Tais Civitarese
Quando criança, eu tinha o costume de enganar a minha irmã. Diante de um pacote de balas dado a nós duas, o qual deveríamos dividir irmãmente, eu sempre punha mais pra mim. O argumento é de que eu era a mais velha. Supostamente, deveria ganhar mais. Irmã mente.
O curioso é que eu não era egoísta com brinquedos ou bonecas. O negócio eram as guloseimas: balas, chicletes e outras preciosidades. Talvez porque, naquela época, essas coisas eram raras. Estavam associadas a festas e a momentos especiais. A verdade é que sempre tive um apego muito grande por doces. Tanto que, aos nove anos, já sabia fazer brigadeiro de panela e balas delícia.
Tem gente que se lembra dos cheiros que sentiu, ou tem uma música para cada fase da vida. Eu lembro das coisas gostosas que comi. Lembro para todo o sempre. Da sopa de frango e verdura com que uma amiga me recebeu uma vez em sua casa. Do macarrão da minha avó, feito na máquina manual e servido com molho à parte. Da farofa da Irani que trabalhava conosco. Do biscoito frito da casa da Marina. Pão de queijo da casa da Luisa. E da geléia da mãe do Gustavo. Lembro do bolo de aniversário que o Bruno fez pra mim há quase 20 anos. Tinha profiteroles por cima e duas deliciosas camadas de recheio.
Lembro quando minha mãe foi para o sul do Brasil e me trouxe o primeiro chocolate mentolado que provei. Que estranha a sensação gelada misturada ao doce na língua. E me recordo de uma paçoca antiga, a mais gostosa de todas, chamada Amor.
Na casa da minha avó paterna, era feita uma geléia de mocotó perfumada. No pirex de vidro, ela parecia um enorme bloco de quartzo. Brilhante, translúcida, levemente marrom. Adocicada, mas nem tanto. Nunca mais vi outra assim.
Quanto perdão já ofereci na base do doce. E não posso dizer que foram escolhas ruins. Uma vez, decretei o fim de um namoro. Vesti-me para tal e marquei a reunião. Desisti. O namorado trouxe sorvete. Faz quase vinte anos que o sorvete vem rendendo. E desde então, meu estômago bandido já me pregou outras peças…

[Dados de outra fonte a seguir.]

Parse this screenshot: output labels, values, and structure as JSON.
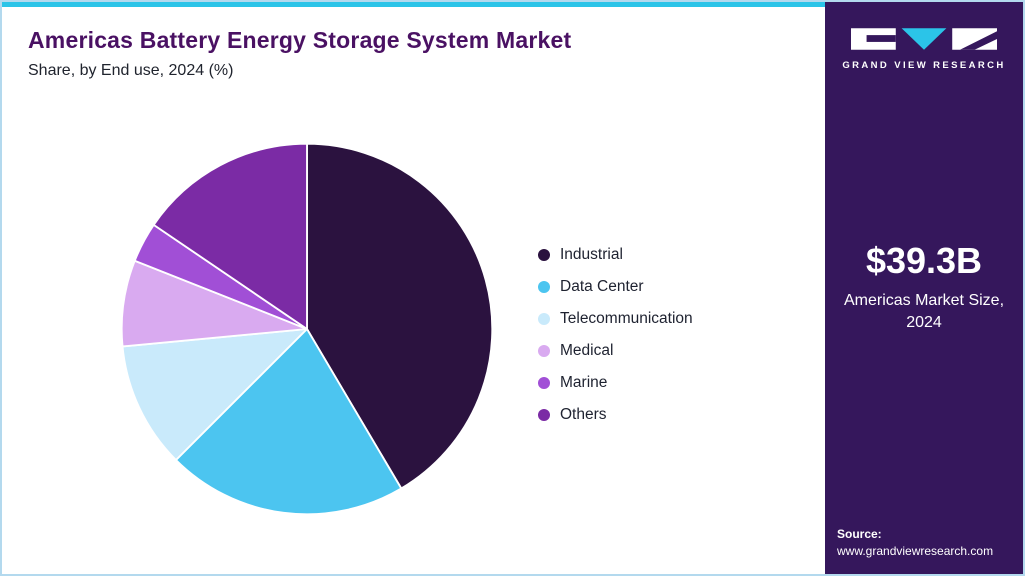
{
  "header": {
    "title": "Americas Battery Energy Storage System Market",
    "subtitle": "Share, by End use, 2024 (%)"
  },
  "chart_data": {
    "type": "pie",
    "title": "Americas Battery Energy Storage System Market Share, by End use, 2024 (%)",
    "start_angle_deg": 0,
    "direction": "clockwise",
    "legend_position": "right",
    "slices": [
      {
        "label": "Industrial",
        "value": 41.5,
        "color": "#2b123f"
      },
      {
        "label": "Data Center",
        "value": 21.0,
        "color": "#4cc5f0"
      },
      {
        "label": "Telecommunication",
        "value": 11.0,
        "color": "#c9eafb"
      },
      {
        "label": "Medical",
        "value": 7.5,
        "color": "#d9aaf0"
      },
      {
        "label": "Marine",
        "value": 3.5,
        "color": "#a14fd6"
      },
      {
        "label": "Others",
        "value": 15.5,
        "color": "#7b2ba5"
      }
    ]
  },
  "sidebar": {
    "logo_text": "GRAND VIEW RESEARCH",
    "market_size": "$39.3B",
    "market_size_caption": "Americas Market Size, 2024",
    "source_label": "Source:",
    "source_url": "www.grandviewresearch.com",
    "background_color": "#35175c",
    "accent_color": "#2bc4e8"
  }
}
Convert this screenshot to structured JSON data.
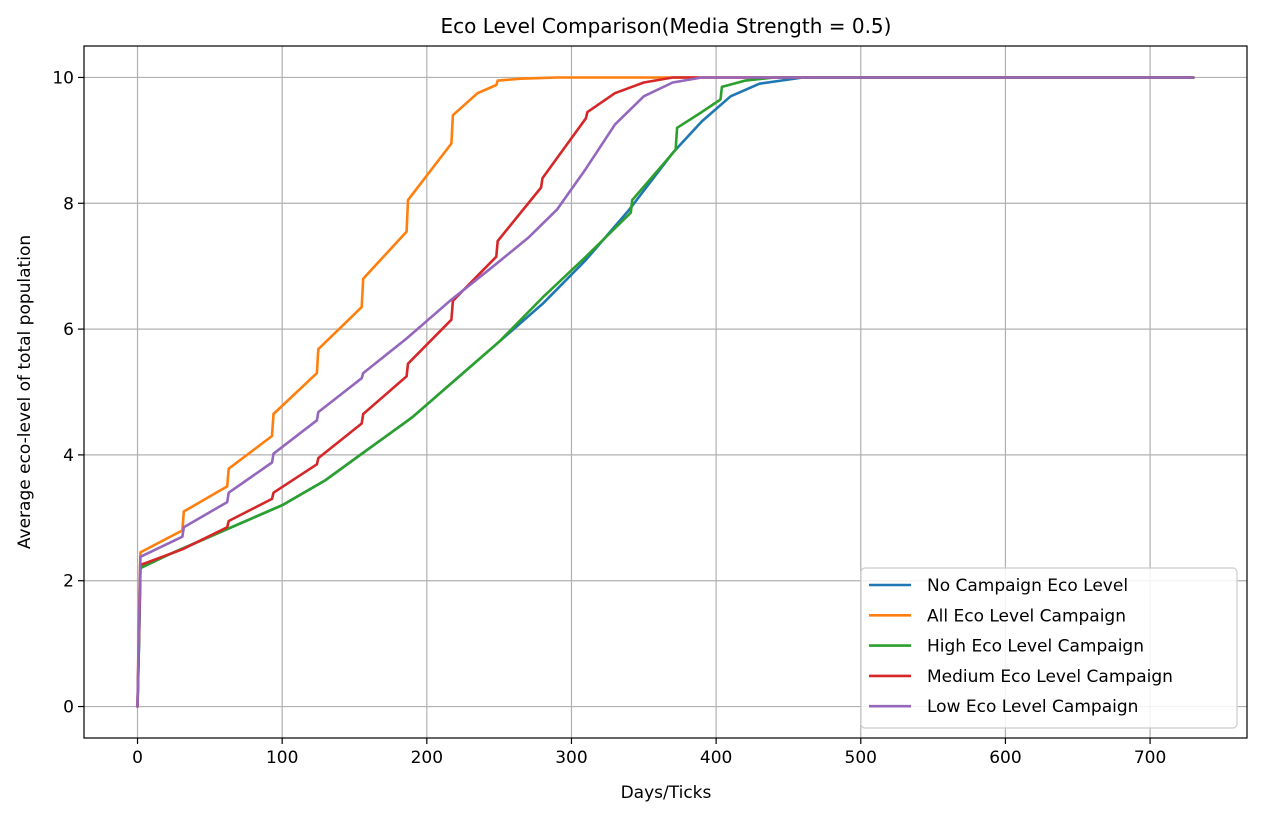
{
  "chart_data": {
    "type": "line",
    "title": "Eco Level Comparison(Media Strength = 0.5)",
    "xlabel": "Days/Ticks",
    "ylabel": "Average eco-level of total population",
    "xlim": [
      -37,
      767
    ],
    "ylim": [
      -0.5,
      10.5
    ],
    "xticks": [
      0,
      100,
      200,
      300,
      400,
      500,
      600,
      700
    ],
    "yticks": [
      0,
      2,
      4,
      6,
      8,
      10
    ],
    "grid": true,
    "legend_position": "lower-right",
    "series": [
      {
        "name": "No Campaign Eco Level",
        "color": "#1f77b4",
        "points": [
          [
            0,
            0
          ],
          [
            1,
            1.0
          ],
          [
            2,
            2.2
          ],
          [
            20,
            2.4
          ],
          [
            50,
            2.7
          ],
          [
            80,
            3.0
          ],
          [
            100,
            3.2
          ],
          [
            130,
            3.6
          ],
          [
            160,
            4.1
          ],
          [
            190,
            4.6
          ],
          [
            220,
            5.2
          ],
          [
            250,
            5.8
          ],
          [
            280,
            6.4
          ],
          [
            310,
            7.1
          ],
          [
            340,
            7.9
          ],
          [
            370,
            8.8
          ],
          [
            390,
            9.3
          ],
          [
            410,
            9.7
          ],
          [
            430,
            9.9
          ],
          [
            460,
            10.0
          ],
          [
            730,
            10.0
          ]
        ]
      },
      {
        "name": "All Eco Level Campaign",
        "color": "#ff7f0e",
        "points": [
          [
            0,
            0
          ],
          [
            1,
            1.5
          ],
          [
            2,
            2.45
          ],
          [
            31,
            2.8
          ],
          [
            32,
            3.1
          ],
          [
            62,
            3.5
          ],
          [
            63,
            3.78
          ],
          [
            93,
            4.3
          ],
          [
            94,
            4.65
          ],
          [
            124,
            5.3
          ],
          [
            125,
            5.68
          ],
          [
            155,
            6.35
          ],
          [
            156,
            6.8
          ],
          [
            186,
            7.55
          ],
          [
            187,
            8.05
          ],
          [
            217,
            8.95
          ],
          [
            218,
            9.4
          ],
          [
            235,
            9.75
          ],
          [
            248,
            9.88
          ],
          [
            249,
            9.95
          ],
          [
            265,
            9.98
          ],
          [
            290,
            10.0
          ],
          [
            730,
            10.0
          ]
        ]
      },
      {
        "name": "High Eco Level Campaign",
        "color": "#2ca02c",
        "points": [
          [
            0,
            0
          ],
          [
            1,
            1.0
          ],
          [
            2,
            2.2
          ],
          [
            20,
            2.4
          ],
          [
            50,
            2.7
          ],
          [
            80,
            3.0
          ],
          [
            100,
            3.2
          ],
          [
            130,
            3.6
          ],
          [
            160,
            4.1
          ],
          [
            190,
            4.6
          ],
          [
            220,
            5.2
          ],
          [
            250,
            5.8
          ],
          [
            280,
            6.5
          ],
          [
            310,
            7.15
          ],
          [
            341,
            7.85
          ],
          [
            342,
            8.05
          ],
          [
            372,
            8.85
          ],
          [
            373,
            9.2
          ],
          [
            390,
            9.45
          ],
          [
            403,
            9.65
          ],
          [
            404,
            9.85
          ],
          [
            420,
            9.95
          ],
          [
            440,
            10.0
          ],
          [
            730,
            10.0
          ]
        ]
      },
      {
        "name": "Medium Eco Level Campaign",
        "color": "#d62728",
        "points": [
          [
            0,
            0
          ],
          [
            1,
            1.1
          ],
          [
            2,
            2.25
          ],
          [
            31,
            2.5
          ],
          [
            62,
            2.85
          ],
          [
            63,
            2.95
          ],
          [
            93,
            3.3
          ],
          [
            94,
            3.4
          ],
          [
            124,
            3.85
          ],
          [
            125,
            3.95
          ],
          [
            155,
            4.5
          ],
          [
            156,
            4.65
          ],
          [
            186,
            5.25
          ],
          [
            187,
            5.45
          ],
          [
            217,
            6.15
          ],
          [
            218,
            6.45
          ],
          [
            248,
            7.15
          ],
          [
            249,
            7.4
          ],
          [
            279,
            8.25
          ],
          [
            280,
            8.4
          ],
          [
            310,
            9.35
          ],
          [
            311,
            9.45
          ],
          [
            330,
            9.75
          ],
          [
            350,
            9.92
          ],
          [
            370,
            10.0
          ],
          [
            730,
            10.0
          ]
        ]
      },
      {
        "name": "Low Eco Level Campaign",
        "color": "#9467bd",
        "points": [
          [
            0,
            0
          ],
          [
            1,
            1.3
          ],
          [
            2,
            2.38
          ],
          [
            31,
            2.7
          ],
          [
            32,
            2.85
          ],
          [
            62,
            3.25
          ],
          [
            63,
            3.4
          ],
          [
            93,
            3.88
          ],
          [
            94,
            4.02
          ],
          [
            124,
            4.55
          ],
          [
            125,
            4.68
          ],
          [
            155,
            5.22
          ],
          [
            156,
            5.3
          ],
          [
            186,
            5.85
          ],
          [
            216,
            6.45
          ],
          [
            246,
            7.0
          ],
          [
            270,
            7.45
          ],
          [
            290,
            7.9
          ],
          [
            310,
            8.55
          ],
          [
            330,
            9.25
          ],
          [
            350,
            9.7
          ],
          [
            370,
            9.92
          ],
          [
            390,
            10.0
          ],
          [
            730,
            10.0
          ]
        ]
      }
    ]
  }
}
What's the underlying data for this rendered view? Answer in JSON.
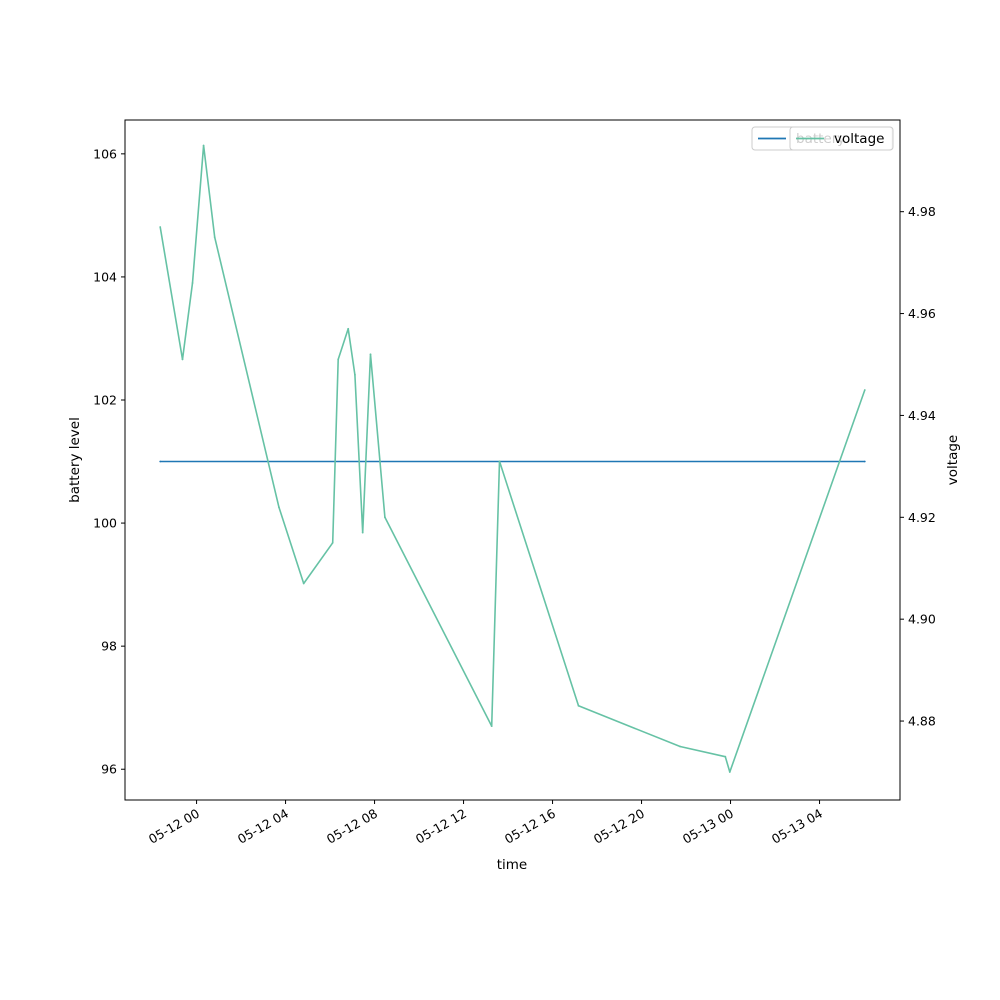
{
  "chart_data": {
    "type": "line",
    "title": "",
    "xlabel": "time",
    "ylabel": "battery level",
    "y2label": "voltage",
    "x_ticks": [
      "05-12 00",
      "05-12 04",
      "05-12 08",
      "05-12 12",
      "05-12 16",
      "05-12 20",
      "05-13 00",
      "05-13 04"
    ],
    "y_ticks": [
      "96",
      "98",
      "100",
      "102",
      "104",
      "106"
    ],
    "y2_ticks": [
      "4.88",
      "4.90",
      "4.92",
      "4.94",
      "4.96",
      "4.98"
    ],
    "xlim": [
      "2024-05-11 20:47",
      "2024-05-13 07:37"
    ],
    "ylim": [
      95.5,
      106.55
    ],
    "y2lim": [
      4.8645,
      4.998
    ],
    "grid": false,
    "legend": {
      "placement": "top-right",
      "overlapping": true
    },
    "series": [
      {
        "name": "battery",
        "axis": "left",
        "color": "#1f77b4",
        "x": [
          "2024-05-11 22:22",
          "2024-05-13 06:02"
        ],
        "y": [
          101,
          101
        ]
      },
      {
        "name": "voltage",
        "axis": "right",
        "color": "#66c2a5",
        "x": [
          "2024-05-11 22:22",
          "2024-05-11 23:22",
          "2024-05-11 23:49",
          "2024-05-12 00:19",
          "2024-05-12 00:49",
          "2024-05-12 03:42",
          "2024-05-12 04:49",
          "2024-05-12 06:07",
          "2024-05-12 06:22",
          "2024-05-12 06:49",
          "2024-05-12 07:07",
          "2024-05-12 07:28",
          "2024-05-12 07:49",
          "2024-05-12 08:28",
          "2024-05-12 13:16",
          "2024-05-12 13:37",
          "2024-05-12 17:10",
          "2024-05-12 21:44",
          "2024-05-12 23:46",
          "2024-05-12 23:58",
          "2024-05-13 06:02"
        ],
        "y": [
          4.977,
          4.951,
          4.966,
          4.993,
          4.975,
          4.922,
          4.907,
          4.915,
          4.951,
          4.957,
          4.948,
          4.917,
          4.952,
          4.92,
          4.879,
          4.931,
          4.883,
          4.875,
          4.873,
          4.87,
          4.945
        ]
      }
    ]
  }
}
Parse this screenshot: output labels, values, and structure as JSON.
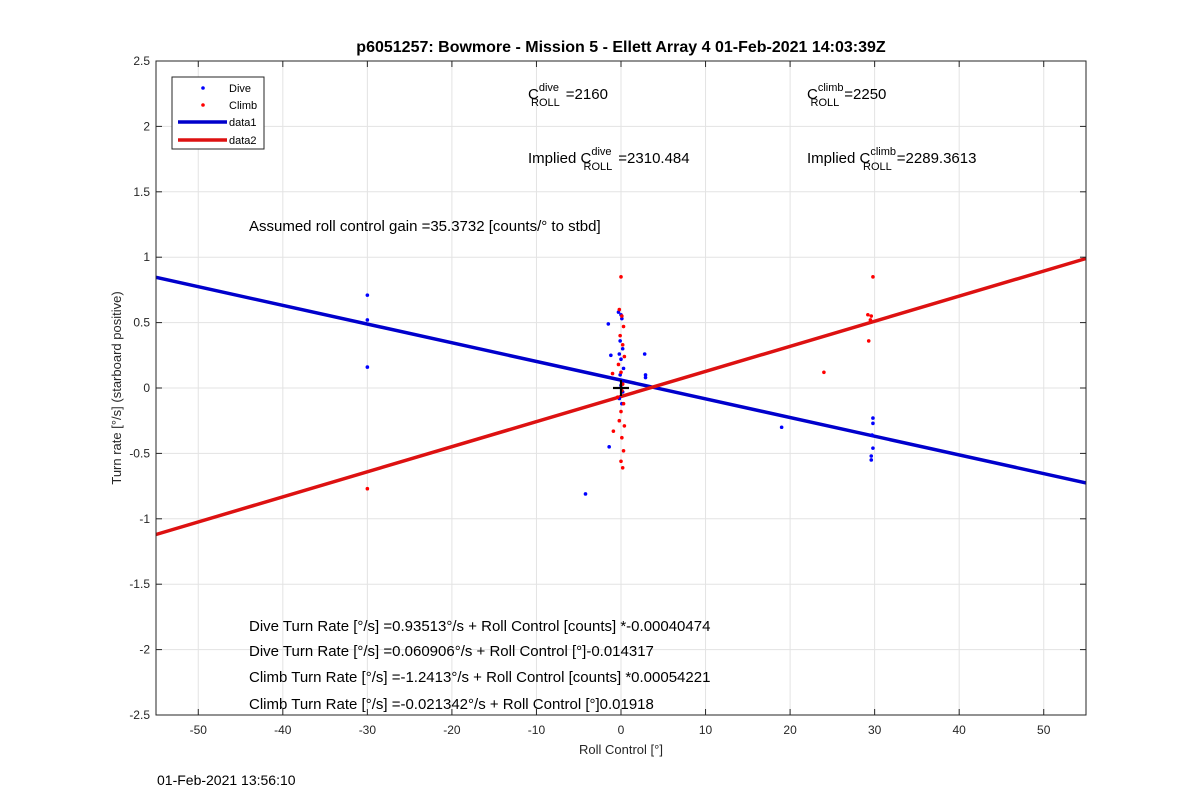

Meu marido me conquistou numa viagem de ônibus. Estávamos indo para Curitiba, num evento da faculdade. Seriam 13 carnavalescas horas de viagem. No ônibus tinha percussão, cantora, violão e até cerveja. Ele chegou com um saco plástico contendo Bis, Cebolitos, Pingo d’Ouro e biscoito de polvilho. À partir daí, nada mais importunou meu sono.
Foi nessa viagem que experimentamos a inesquecível pizza de strogonoff de um restaurante chamado Skate burguer. Nesse caso em particular, a memória afetiva não permaneceu exatamente pela boa lembrança… Porém, seja pelo lado pitoresco ou pelo prazer proporcionado, são sempre os sabores as marcas mais significativas.